Chapitre 28 : Innocenter ou accuser ?
Depuis ce matin, je suis de bonne humeur, chose rare en ce moment, mais tellement agréable. Je suis rentrée de chez Ambre fière d'avoir mené à bien ma mission. J'ai à présent hâte de retourner voir Viallon.
J'ai d'ailleurs déjà fait la demande de visite et j'attends maintenant la réponse bien que je sache qu'elle n'arrivera pas tout de suite malheureusement. Je garde, en patientant, la précieuse clé en sureté. Au fond de moi, une petite voix me dit que Viallon n'est peut-être pas tant digne de confiance que ça, peut-être que c'est un piège... Mais cette voix, je la repousse le plus loin possible. À cet instant, j'ai envie, j'ai besoin d'espérer et de faire confiance à mon instinct. Pour tenir, je me répète en boucle que tout ça sera bientôt derrière moi.
Est-ce ma vie sera normale ? Absolument pas.
Elle-ce qu'elle sera meilleure ? Je l'espère.
Maman ne pose heureusement pas trop de questions et je reste évasive sur la soirée de vendredi. Je ne peux de toute manière pas tout lui expliquer d'un coup.
Quand les cours reprennent le lundi, j'ai l'impression que quelque chose a changé. Louna parait toujours embêtée et gênée vis-à-vis de moi, Julien et moi échangeons à présent des regards... complices ? Et Ambre... Ambre je ne saurais dire ce qui est différent, mais elle ne semble plus vraiment elle-même.

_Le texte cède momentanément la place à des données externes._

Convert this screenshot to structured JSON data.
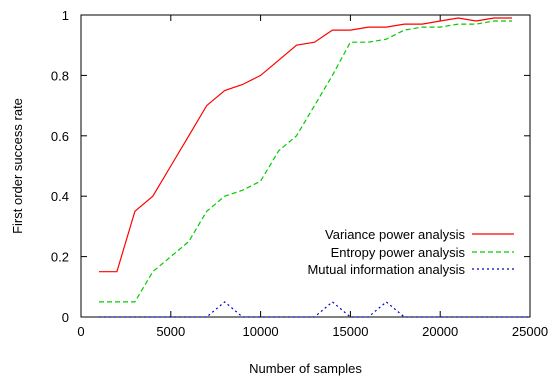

- Tu as compris quelque chose ? questionne Romane d'un ton ahuri. J'avais l'impression de m'être trompé de langue... C'est un miracle si j'ai la moyenne. Et toi ?
- Ça-va, marmonné-je.
- Moi, j'ai bien réussi ! s'enthousiasme Louna. On va dehors ?
- Je suis donc la seule à avoir trouvé ça atrocement dur, soupire Romane en observant ses ongles.
Plus les jours passent et plus l'air se refroidit, on entre tout doucement dans l'automne. Tandis que Louna tire minutieusement sur mes cheveux une fois assises dans le parc, je songe au week-end qu'Ambre voulait organiser cet été. On peut dire que c'est complètement passé à la trappe. Nous avons été plongés dans le mois de septembre, happés dans le tourbillon des cours, des devoirs, des profs, des amies et du lycée. Toutes ces choses qui peuvent paraître si importantes et si futiles à la fois. Toutes ces choses que font les adolescentes normales. Suis-je normale ? Probablement si je suis au lycée, avec des amies en train de débriefer d'un contrôle. C'est ce que font les adolescentes normales non ?
- Vous vous voyez où dans dix ans ? lance Louna.
- Riche au bord de ma piscine, répond Romane du tac au tac.
- Il fait froid pour être dans une piscine ! s'exclame Louna.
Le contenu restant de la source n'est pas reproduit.